O Grande Jogo da COVID-19

Dr. Anders Jensen Schmidt

Biólogo
Professor da Universidade Federal do Sul da Bahia
25 de março de 2021

Aqui estou eu no meu décimo sexto dia de sintomas associados à COVID-19. Esta doença já deve ter inspirado milhares de relatos de experiências e, para tentar prender a sua atenção, ofereço como diferencial a alegoria que permeou todas minhas noites de febre, sudorese e insônia: a de que estava em um programa de auditório de extremo mau gosto, participando de um grande e tragicômico jogo. Não uma simplória roleta russa, mas algo bem mais elaborado.
Suas regras até agora atormentam meu sono e, colocando-as em palavras, espero conseguir esvaziar a minha mente, conseguir noites melhores e, ao mesmo tempo, provocar a reflexão sobre esta estranha doença.

Fase 1 – Quem vai entrar no jogo?

Não tem jeito, cada vez que você interage com alguém ou com algo, você está enfiando a mão em um saco e tirando uma das bolinhas: “me infectei” ou “não me infectei”. Mas a proporção dos dois tipos de bolinhas nos sacos é variável, conforme o grau de estupidez da sua ação. Por que as pessoas se arriscam tanto? O excesso de autoconfiança e fé, de fato útil ao longo do jogo, nesta etapa inicial, pode ser um grande tiro no pé. Somam-se a isso diversos motivos
particulares. No meu caso, depois de um ano seguindo um isolamento social quase perfeito, fraquejei ao deixar meu filho brincar com uma criança desconhecida.
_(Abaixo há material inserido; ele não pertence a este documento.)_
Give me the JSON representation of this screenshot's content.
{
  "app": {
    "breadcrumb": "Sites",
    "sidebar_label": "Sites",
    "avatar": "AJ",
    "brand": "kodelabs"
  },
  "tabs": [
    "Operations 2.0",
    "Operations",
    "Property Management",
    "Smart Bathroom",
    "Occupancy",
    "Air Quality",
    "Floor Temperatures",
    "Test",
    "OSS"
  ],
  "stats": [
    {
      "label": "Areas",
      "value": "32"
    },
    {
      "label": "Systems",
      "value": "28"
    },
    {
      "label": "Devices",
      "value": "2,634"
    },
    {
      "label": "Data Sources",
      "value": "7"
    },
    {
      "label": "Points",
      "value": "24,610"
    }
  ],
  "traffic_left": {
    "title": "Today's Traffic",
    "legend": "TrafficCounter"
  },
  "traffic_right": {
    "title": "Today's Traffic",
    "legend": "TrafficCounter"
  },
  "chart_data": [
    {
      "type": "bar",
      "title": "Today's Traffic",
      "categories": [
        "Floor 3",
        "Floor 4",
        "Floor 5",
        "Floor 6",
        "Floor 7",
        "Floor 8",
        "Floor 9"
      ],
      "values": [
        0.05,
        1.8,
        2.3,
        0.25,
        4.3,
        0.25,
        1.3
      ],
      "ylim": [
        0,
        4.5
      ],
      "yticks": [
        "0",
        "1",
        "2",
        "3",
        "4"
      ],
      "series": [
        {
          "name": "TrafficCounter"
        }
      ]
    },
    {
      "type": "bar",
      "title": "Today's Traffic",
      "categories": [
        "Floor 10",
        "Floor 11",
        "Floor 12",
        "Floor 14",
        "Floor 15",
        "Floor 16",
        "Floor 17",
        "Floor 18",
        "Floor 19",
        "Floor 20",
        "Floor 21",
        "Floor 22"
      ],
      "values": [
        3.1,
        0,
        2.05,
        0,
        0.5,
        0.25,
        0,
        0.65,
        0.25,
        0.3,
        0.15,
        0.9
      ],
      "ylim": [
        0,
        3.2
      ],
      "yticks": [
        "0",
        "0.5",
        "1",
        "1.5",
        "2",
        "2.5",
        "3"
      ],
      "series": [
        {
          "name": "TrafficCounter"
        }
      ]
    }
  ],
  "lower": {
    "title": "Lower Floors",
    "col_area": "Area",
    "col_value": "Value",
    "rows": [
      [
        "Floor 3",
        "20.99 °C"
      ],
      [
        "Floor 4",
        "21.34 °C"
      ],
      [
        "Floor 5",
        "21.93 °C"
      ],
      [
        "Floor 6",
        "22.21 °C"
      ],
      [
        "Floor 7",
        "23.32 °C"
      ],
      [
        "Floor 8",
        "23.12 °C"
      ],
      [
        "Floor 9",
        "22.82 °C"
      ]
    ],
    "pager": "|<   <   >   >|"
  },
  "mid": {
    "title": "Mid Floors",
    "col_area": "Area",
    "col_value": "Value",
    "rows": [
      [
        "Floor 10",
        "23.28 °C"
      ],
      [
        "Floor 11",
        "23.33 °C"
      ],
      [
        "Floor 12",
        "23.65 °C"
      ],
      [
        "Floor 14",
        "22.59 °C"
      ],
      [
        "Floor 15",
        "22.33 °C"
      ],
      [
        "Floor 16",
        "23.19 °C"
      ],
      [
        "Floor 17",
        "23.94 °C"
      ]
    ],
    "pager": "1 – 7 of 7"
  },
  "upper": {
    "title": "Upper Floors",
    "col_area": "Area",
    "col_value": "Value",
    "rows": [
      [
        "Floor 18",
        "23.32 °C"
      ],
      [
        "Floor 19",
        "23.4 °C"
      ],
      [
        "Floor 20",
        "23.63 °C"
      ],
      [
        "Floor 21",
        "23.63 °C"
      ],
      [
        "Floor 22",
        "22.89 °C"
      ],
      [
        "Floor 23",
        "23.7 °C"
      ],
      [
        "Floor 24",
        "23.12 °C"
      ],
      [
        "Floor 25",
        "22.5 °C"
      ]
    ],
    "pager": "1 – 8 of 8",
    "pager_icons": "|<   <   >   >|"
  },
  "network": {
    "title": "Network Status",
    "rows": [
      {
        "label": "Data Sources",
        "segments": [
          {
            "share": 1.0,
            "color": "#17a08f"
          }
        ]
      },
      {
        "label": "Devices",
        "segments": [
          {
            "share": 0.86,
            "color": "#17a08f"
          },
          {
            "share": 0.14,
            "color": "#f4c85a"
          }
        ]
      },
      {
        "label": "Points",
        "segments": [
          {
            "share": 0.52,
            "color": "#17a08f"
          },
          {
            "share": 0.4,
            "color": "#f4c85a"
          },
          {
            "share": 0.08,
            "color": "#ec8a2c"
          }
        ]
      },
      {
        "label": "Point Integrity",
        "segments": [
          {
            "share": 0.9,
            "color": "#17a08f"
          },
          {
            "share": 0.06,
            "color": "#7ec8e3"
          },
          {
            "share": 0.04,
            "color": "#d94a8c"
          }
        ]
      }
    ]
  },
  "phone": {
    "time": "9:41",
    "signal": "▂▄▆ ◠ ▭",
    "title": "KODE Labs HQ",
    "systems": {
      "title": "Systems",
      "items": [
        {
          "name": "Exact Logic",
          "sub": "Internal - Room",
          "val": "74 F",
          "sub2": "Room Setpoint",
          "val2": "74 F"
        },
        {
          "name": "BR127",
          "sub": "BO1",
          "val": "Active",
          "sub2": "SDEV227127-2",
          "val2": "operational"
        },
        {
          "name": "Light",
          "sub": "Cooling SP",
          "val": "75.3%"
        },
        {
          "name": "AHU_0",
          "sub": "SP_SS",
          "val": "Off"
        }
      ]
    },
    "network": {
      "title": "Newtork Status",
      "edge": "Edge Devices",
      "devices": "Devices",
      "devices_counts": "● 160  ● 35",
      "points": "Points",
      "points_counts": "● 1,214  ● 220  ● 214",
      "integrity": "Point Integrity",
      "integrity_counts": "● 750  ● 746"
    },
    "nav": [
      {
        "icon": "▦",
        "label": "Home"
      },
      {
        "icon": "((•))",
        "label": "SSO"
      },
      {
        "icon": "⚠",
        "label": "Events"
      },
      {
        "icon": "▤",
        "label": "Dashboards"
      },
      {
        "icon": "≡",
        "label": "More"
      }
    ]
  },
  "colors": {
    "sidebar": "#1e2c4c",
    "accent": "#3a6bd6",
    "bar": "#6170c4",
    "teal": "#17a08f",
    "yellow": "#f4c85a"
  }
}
As máscaras não foram suficientes e foi muita ingenuidade da minha parte achar que poderia ter sido diferente, quando se trata destas criaturinhas tão táteis que têm como preferência mundial uma
brincadeira chamada “pega-pega”. De fato ele “pegou” COVID-19 e rapidamente passou para mim e para minha esposa.

Fase 2 – Bem vindo ao jogo!

Quando saem os resultados dos exames confirmando COVID-19 a primeira coisa que ocorre é o autojulgamento. Sensação de ter falhado. Argumentos começam a ser levantados – Deixei meu filho brincar por amor. Argumentos são derrubados – uma criança de 6 anos de idade rompe o silêncio da noite e diz “pai, mãe, me desculpem, tudo isso é culpa minha”. Mesmo explicando com carinho que a decisão foi dos seus pais e não dele, a ideia do meu filho carregar qualquer peso na consciência caso um de nós morrêssemos era perturbadora. Mas ainda não há medo da morte na fase 2. A “brincadeira” está apenas começando. É o momento de sortear quais sintomas você terá que enfrentar. A boa notícia é que as crianças, em geral, têm um saquinho diferenciado, com sintomas leves e rápidos. Talvez este seja o único fair play do jogo, pois seria demasiadamente doloroso para os pais terem que encará-lo e ainda lidar com o sofrimento das crianças. Com o mais profundo pesar pelas exceções que sei que ocorrem, são os adultos e idosos que mais padecem. Mas é um sofrimento relativo. Algumas pessoas que estão lendo este texto vão dizer: “este cara é um fraco, um frouxo, tirei os sintomas de letra”. No outro extremo, outros dirão: “ele não sabe o que é ser entubado, este cara é um fraco, um frouxo”. Tudo bem. É natural que cada um tenha sua própria percepção singular sobre o que passou. Afinal, estamos falando de uma combinação de cerca de 13 diferentes sintomas interagindo com diferentes situações genéticas, físicas, psicológicas e estruturais. No caso da minha família, minha esposa tirou no seu sorteio os sintomas “fortes dores no corpo”, “perda de olfato” e “perda de paladar”. Minhas papilas gustativas permaneceram funcionando bem, mas fui contemplado com 7 dias seguidos de febre e sintomas associados só nesta primeira fase. Mas o grande sorteio da fase avançada ainda estava por vir…

Peças disponíveis

O Grande Jogo da COVID-19 inclui várias peças reaproveitadas de outros jogos. O uso delas irá depender do quanto o jogador é influenciado por sugestões imprudentes do Journal of International WhatsApp Messages, que ganha força diante da ausência de consenso científico quanto ao tratamento da doença. Observei que, até em um mesmo hospital, cada médico tem a sua preferência. Uns começam com uma “entrada” de remédios contra vermes, outros abrem os serviços combatendo piolhos e, correndo por fora, ainda existem profissionais que receitam medicamentos contra malária, doença causada por um protozoário. Criaturas mais distantes evolutivamente de um corona vírus, do que um ser humano está de um peixe, o que faz a gente refletir sobre a efetividade destas primeiras peças. No entanto, outras peças parecem realmente funcionar para atenuar os sintomas e, pelo menos no meu caso, tive que tomar (com recomendação médica) antitérmicos e corticoides como se fossem M&Ms. É tanto remédio, que me parece insano minar o organismo com medicamentos desnecessários antes de entrar efetivamente no jogo. Nada disso poupará você de enfiar a mão no saquinho e tirar a sua sorte.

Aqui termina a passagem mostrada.